Samenwerking in groep 3: ‘De kinderen weten elkaar te vinden en helpen elkaar als dat nodig is’
6 juni 2016
In de groep 3 van Mascha Groenman is de regel dat kinderen eerst elkaar om hulp vragen en pas daarna, als het niet lukt, aan de juf. Dat werkt prima: de kinderen weten heel goed wie ze waarvoor om hulp kunnen vragen en Mascha weet als er een kind bij haar komt, dat haar hulp ook echt nodig is. Deze manier van omgaan met elkaar maakt ook goed duidelijk dat elk kind zijn eigen sterke kanten heeft. Zoals Anne, die goed is in rekenen, maar niet zo goed haar bed uit kan komen.Het is toetsweek volgens de handleiding van de rekenmethode. Ik heb een rijtje werk op het bord gezet waarmee groep 3 zich de ochtend kan bezig houden. Ondertussen stoeit een aantal kinderen met de rekentoets. In de klas heb ik drie computers en op de gang zoveel als er vrij zijn. Ik kies een paar kinderen om op de gang aan de toets te werken, terwijl de rest lekker aan de slag gaat met de andere opdrachten. Er wordt gekeuveld en gewerkt en de sfeer is goed.

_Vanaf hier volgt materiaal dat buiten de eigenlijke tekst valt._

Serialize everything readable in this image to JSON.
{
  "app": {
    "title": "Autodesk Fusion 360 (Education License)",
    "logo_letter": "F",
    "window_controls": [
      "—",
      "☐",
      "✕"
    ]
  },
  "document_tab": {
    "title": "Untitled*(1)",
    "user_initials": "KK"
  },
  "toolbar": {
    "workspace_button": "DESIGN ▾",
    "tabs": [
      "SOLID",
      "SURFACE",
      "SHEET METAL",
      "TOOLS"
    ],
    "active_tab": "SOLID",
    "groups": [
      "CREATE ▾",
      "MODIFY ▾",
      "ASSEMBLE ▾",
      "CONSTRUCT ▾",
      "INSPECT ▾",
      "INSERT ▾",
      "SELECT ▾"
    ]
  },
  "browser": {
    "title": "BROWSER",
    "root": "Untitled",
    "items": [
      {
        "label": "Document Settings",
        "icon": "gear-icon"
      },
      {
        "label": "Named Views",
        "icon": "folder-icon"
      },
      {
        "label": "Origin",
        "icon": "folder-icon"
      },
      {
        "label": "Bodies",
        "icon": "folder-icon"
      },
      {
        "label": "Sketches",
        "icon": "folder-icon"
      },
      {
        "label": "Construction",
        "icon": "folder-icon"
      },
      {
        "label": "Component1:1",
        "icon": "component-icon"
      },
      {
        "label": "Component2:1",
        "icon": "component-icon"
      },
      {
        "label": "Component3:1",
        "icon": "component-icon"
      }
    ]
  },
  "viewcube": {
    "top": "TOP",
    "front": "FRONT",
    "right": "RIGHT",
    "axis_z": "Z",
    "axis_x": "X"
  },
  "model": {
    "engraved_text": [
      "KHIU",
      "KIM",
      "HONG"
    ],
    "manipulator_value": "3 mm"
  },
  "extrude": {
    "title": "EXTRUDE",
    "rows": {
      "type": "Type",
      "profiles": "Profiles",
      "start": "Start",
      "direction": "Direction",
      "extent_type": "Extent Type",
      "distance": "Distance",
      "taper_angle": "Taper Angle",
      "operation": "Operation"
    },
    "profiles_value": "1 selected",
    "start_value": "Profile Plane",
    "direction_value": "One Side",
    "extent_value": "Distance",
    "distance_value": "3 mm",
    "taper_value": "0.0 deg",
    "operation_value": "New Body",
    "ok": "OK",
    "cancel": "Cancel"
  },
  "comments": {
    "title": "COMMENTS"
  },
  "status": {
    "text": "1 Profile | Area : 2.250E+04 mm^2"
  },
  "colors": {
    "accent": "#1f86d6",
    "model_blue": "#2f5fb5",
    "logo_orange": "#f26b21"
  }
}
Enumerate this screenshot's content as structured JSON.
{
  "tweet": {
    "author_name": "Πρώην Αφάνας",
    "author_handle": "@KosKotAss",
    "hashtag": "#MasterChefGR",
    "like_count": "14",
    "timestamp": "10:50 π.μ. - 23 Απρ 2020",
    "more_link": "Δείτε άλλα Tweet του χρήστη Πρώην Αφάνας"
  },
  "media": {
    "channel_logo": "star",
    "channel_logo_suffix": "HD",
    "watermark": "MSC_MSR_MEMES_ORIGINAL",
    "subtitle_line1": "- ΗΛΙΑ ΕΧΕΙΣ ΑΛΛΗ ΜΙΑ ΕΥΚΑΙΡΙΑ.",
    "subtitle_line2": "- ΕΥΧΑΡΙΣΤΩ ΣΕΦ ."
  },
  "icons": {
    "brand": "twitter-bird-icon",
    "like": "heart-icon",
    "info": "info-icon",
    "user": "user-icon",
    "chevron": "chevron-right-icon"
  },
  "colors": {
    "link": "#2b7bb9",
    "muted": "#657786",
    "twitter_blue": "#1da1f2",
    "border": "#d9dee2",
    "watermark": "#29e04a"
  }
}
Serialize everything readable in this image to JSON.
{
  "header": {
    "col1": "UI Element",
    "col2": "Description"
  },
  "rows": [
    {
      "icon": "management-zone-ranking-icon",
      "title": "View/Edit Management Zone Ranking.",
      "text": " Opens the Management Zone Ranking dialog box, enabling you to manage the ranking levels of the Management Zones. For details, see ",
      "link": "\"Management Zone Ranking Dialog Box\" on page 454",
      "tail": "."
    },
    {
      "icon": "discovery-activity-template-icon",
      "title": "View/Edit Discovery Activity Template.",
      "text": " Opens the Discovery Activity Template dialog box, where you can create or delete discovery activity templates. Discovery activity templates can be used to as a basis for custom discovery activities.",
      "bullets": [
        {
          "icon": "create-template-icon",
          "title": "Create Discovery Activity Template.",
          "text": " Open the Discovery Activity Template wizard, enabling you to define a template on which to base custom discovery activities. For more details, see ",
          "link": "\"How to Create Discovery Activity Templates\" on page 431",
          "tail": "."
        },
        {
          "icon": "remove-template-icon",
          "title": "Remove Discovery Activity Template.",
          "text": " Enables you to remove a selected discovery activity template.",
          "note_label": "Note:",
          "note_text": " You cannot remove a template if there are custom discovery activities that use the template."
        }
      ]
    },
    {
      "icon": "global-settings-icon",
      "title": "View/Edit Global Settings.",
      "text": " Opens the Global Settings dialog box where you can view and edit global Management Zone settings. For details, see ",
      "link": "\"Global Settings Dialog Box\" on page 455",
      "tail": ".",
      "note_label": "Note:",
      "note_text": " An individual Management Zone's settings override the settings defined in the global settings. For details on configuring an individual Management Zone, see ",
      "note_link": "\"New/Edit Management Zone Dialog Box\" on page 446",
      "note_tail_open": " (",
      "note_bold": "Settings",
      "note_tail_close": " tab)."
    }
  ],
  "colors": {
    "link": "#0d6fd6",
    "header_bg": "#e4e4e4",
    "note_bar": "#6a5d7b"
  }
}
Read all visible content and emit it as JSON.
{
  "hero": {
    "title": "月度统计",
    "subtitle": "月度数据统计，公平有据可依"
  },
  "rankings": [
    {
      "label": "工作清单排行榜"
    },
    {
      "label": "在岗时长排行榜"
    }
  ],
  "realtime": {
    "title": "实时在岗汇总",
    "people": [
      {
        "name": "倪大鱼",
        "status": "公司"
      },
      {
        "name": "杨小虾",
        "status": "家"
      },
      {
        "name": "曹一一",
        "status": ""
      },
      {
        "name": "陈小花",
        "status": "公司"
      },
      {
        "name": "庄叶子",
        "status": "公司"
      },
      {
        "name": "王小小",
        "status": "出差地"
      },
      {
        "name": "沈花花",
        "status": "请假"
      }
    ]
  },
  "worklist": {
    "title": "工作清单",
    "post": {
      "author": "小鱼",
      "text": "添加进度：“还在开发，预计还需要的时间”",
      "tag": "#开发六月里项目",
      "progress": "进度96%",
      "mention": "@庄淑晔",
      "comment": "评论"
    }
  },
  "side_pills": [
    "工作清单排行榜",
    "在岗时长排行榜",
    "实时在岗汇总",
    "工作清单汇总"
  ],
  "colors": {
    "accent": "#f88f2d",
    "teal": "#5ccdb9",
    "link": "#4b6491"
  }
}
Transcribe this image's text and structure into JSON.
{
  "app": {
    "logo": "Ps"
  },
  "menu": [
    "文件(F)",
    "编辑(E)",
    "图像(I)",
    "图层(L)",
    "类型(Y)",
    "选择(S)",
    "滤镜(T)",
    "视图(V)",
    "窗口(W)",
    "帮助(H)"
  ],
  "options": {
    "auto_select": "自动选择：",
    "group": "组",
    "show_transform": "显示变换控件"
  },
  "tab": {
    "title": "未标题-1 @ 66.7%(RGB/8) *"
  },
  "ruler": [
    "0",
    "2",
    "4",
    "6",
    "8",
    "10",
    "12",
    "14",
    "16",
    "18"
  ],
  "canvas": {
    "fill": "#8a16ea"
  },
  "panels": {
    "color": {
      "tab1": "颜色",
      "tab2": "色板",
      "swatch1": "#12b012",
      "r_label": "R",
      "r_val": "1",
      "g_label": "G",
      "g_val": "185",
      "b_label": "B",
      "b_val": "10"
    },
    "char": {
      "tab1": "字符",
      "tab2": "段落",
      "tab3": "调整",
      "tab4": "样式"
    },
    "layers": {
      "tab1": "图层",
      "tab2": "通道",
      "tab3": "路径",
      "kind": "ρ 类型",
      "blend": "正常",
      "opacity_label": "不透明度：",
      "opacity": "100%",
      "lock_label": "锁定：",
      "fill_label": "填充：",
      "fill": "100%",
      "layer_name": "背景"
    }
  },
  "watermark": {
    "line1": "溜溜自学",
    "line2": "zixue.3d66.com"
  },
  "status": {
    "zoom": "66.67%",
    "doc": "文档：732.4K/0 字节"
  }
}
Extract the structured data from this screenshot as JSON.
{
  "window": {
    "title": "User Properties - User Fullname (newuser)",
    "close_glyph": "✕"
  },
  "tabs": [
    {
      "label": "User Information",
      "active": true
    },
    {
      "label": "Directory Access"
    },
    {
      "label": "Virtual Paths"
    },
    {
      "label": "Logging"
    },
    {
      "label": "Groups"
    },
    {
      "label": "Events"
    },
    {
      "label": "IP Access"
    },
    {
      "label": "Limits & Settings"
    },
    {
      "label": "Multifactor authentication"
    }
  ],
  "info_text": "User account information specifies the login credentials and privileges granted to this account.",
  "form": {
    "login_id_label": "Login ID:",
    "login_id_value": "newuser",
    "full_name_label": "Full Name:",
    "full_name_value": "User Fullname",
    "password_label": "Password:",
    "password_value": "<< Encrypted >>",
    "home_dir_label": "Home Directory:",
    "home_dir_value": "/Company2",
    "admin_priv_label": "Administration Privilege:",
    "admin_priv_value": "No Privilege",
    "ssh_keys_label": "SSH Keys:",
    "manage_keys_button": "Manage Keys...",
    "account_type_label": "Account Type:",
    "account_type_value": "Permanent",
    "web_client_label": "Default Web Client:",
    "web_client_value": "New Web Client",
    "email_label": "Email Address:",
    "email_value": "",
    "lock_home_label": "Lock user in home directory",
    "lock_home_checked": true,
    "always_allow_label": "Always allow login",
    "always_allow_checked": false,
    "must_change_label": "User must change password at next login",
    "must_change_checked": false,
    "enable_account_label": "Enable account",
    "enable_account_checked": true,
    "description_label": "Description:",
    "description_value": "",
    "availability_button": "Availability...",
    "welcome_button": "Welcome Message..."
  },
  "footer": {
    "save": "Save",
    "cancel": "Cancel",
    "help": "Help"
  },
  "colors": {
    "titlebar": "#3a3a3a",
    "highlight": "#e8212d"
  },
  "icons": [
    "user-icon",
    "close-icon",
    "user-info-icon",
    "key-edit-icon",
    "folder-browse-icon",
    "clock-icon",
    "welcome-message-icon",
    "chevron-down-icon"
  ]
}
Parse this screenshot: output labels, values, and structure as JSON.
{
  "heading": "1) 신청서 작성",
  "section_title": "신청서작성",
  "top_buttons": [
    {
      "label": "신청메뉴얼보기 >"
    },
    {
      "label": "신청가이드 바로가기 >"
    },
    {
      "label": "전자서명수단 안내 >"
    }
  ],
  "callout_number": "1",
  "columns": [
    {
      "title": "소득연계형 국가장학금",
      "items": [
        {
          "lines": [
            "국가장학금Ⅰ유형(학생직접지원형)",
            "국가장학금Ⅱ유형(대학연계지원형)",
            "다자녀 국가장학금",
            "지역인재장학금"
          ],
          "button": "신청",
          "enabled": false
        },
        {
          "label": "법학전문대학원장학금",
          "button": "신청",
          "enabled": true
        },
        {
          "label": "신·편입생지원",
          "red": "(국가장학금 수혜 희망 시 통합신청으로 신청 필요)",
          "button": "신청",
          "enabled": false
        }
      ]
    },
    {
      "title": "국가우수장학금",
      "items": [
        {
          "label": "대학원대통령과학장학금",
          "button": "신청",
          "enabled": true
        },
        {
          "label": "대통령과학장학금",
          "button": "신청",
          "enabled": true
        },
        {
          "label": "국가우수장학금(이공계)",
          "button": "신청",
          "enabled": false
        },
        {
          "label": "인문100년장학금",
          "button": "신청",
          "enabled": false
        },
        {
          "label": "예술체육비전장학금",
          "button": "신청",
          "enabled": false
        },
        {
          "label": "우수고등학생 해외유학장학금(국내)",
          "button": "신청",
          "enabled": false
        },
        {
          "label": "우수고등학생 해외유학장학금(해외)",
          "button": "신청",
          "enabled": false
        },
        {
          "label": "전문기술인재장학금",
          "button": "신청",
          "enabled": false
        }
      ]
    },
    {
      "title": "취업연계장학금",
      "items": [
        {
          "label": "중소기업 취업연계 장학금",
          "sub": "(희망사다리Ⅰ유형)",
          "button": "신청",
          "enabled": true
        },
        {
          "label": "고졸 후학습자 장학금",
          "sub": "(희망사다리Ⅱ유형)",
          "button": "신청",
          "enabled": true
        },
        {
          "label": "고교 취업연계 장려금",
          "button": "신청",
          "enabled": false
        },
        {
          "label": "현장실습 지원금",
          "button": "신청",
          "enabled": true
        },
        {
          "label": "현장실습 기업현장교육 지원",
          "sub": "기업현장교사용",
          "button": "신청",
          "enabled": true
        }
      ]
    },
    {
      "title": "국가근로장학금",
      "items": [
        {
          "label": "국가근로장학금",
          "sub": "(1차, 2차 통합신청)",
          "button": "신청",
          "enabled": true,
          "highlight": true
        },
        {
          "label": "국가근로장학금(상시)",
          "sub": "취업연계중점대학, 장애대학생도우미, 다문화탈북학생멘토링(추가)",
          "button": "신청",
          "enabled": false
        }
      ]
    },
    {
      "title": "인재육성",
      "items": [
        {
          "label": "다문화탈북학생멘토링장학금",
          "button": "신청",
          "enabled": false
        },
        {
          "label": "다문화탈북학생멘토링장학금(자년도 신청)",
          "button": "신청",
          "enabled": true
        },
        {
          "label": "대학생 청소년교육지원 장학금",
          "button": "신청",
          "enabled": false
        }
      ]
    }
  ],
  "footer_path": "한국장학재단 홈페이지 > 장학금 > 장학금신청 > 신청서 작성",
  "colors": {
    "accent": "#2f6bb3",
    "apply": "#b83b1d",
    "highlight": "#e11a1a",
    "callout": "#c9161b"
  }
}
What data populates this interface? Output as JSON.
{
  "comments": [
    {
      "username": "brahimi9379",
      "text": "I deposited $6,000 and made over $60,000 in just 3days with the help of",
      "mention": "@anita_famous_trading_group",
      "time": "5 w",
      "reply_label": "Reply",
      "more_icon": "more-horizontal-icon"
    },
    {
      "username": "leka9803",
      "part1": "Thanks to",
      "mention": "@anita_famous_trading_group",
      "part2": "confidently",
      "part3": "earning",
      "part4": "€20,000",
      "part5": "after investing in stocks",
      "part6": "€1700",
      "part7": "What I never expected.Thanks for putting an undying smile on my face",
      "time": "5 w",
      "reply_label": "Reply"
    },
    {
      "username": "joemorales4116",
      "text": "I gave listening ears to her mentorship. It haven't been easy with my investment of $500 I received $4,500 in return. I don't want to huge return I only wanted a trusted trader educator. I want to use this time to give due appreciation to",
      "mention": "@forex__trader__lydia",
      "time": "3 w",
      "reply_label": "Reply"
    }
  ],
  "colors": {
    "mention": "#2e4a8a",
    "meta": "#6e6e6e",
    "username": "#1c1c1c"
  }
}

Ik loop de gang op om te kijken of daar iedereen een plekje gevonden heeft en tref twee meisjes aan, dralend bij de deur van groep 4. Ze durven niet zo goed verder de gang in te lopen. Ik geef de meisjes een hand en neem ze mee, helemaal tot aan groep 6. Daar zijn nog twee computers vrij. Ze kijken om zich heen. ‘Wat zijn we ver op de gang!’ zegt Anne voorzichtig. Ze nemen plaats achter de computer en starten de toets op. Ik laat ze zien wat ze moeten doen. Ze zijn nog wat stilletjes, maar besluiten toch dat het goed is en gaan aan het werk.
Ik wandel terug naar het lokaal, waar alles rustig verder is gegaan. Er wordt gewerkt en zachtjes gepraat. Nog elke keer kan ik daar van genieten, de sfeer van rust en vertrouwen. Ik weet ook dat dat niet in iedere groep zo is. Ik loop mijn rondjes, door de klas en over de gang, om te zien of alles goed gaat, kijkend of iemand mij nodig heeft. Vanaf het begin van groep 3 hebben we de kinderen geleerd altijd eerst hulp te vragen aan een medeleerling, daarna pas aan juf. Dat werkt heel goed: ze weten elkaar te vinden en helpen elkaar als dat nodig is.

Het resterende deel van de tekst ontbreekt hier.